I think the simplest solution is by first using the triangle equality.
 A: Hint: $|\vec{a}\times \vec{b} + \vec{c}\times \vec{a}|= |\vec{a}\times \vec{b}-\vec{a}\times \vec{c}|=|\vec{a}\times(\vec{b}-\vec{c})|$. But first use the law of cosine to find $|\vec{a}|^2 = |\vec{b}|^2+|\vec{c}|^2+ 2bc\cos(P)=|\vec{b}|^2+|\vec{c}|^2+2\vec{b}\cdot \vec{c}\Rightarrow 144 = 48+ |\vec{c}|^2 +48\Rightarrow |\vec{c}| = 4\sqrt{3}$. Also, using the identity: $|\vec{b}-\vec{c}|^2+|\vec{b}+\vec{c}|^2 = 2(|\vec{b}|^2+|\vec{c}|^2)\Rightarrow |\vec{b}-\vec{c}|^2 + |\vec{a}|^2 = 2(|\vec{b}|^2+|\vec{c}|^2)$. From this you can find $|\vec{b}-\vec{c}|$,and the angle between $\vec{a}$,and $\vec{b}-\vec{c}$ using the parallelogram $PQRS$. You should be done in few steps. Also $\triangle PQR$ is now isosceles.

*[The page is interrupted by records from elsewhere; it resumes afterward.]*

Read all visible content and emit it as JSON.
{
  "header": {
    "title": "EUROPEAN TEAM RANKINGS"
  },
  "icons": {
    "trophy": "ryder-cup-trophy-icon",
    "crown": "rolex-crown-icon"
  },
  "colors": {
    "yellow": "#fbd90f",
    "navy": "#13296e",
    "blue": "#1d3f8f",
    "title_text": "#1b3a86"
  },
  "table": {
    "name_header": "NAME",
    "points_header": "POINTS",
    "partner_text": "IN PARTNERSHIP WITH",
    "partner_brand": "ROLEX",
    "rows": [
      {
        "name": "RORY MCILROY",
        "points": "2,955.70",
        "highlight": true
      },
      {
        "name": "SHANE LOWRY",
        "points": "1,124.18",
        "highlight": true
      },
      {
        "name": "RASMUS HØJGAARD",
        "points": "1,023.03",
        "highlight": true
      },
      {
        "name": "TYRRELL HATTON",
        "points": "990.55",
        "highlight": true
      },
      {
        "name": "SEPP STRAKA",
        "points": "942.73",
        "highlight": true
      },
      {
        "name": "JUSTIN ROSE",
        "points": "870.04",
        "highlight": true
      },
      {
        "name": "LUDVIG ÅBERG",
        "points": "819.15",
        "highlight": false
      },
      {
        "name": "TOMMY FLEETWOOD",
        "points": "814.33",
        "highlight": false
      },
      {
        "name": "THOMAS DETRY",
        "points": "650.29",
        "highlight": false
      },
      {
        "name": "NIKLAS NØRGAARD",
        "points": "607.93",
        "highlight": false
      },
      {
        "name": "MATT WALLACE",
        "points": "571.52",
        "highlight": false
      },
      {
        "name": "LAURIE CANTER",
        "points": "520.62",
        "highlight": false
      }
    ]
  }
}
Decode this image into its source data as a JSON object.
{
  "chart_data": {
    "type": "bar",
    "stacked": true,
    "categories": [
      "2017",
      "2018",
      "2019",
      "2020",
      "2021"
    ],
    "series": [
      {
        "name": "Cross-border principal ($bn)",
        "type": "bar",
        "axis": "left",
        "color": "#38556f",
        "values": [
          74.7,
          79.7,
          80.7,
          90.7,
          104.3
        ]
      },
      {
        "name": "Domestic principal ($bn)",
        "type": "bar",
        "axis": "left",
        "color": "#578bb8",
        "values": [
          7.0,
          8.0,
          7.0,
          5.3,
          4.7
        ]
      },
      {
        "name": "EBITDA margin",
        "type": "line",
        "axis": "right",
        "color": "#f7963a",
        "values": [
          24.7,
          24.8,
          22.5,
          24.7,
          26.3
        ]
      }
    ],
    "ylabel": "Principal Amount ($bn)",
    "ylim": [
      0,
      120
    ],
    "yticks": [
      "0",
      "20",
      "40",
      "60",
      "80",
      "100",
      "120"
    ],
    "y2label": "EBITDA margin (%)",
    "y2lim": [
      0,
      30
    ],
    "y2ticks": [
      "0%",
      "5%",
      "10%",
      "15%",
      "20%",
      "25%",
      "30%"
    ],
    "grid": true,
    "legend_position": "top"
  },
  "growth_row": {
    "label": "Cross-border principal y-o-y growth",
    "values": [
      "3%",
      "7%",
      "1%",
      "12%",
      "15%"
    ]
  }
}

A: One solution which provides a variety of results in the process of solution is as following:
By the triangle law of vectors, observe that $$\vec {PQ}+\vec {QR}+\vec {RP} =0$$
i.e $$\vec c+\vec a+\vec b =0$$
i.e $$\vec c = -\vec a -\vec b$$
Then again, we have $$\vec b.\vec c=24$$ 
or, $$2\vec b.\vec c=48$$
or, by using the cosine rule, $$b^2+c^2-a^2=-48$$
or, $$48+c^2-144=-48$$
or, $$|\vec c|^2=48$$
or, $$|\vec c|=4\sqrt3$$
So by using cosine rule and the values of $|\vec a|$,$|\vec b|$ and $|\vec c|$, you can calculate the sines and cosines of all $3$ angles.
Also note that $\vec a \times \vec b$ and $\vec c \times \vec a$ are coplanar. So they can be added algebraically.
Hence, $$|\vec a \times \vec b|+|\vec c \times \vec a|$$
$$=||\vec a |\cdot|\vec b|\cdot \sin (180^\circ-R) \cdot \hat n+ |\vec c|\cdot|\vec a |\cdot \sin (180^\circ-P) \cdot \hat n|$$
$$=||\vec a |\cdot|\vec b|\cdot \sin R + |\vec c|\cdot|\vec a |\cdot \sin P|\cdot|\hat n|$$
$$=|12\cdot4\sqrt3\cdot \sin R + 4\sqrt3\cdot 12 \cdot \sin P|\cdot 1$$
Now $$\sin^2 R = 1-\cos ^2R = 1-\frac{b^2+c^2-a^2}{2bc}$$
and $$\sin^2 P = 1-\cos ^2P = 1-\frac{a^2+c^2-b^2}{2ac}$$
Hope you can calculate the rest on your own.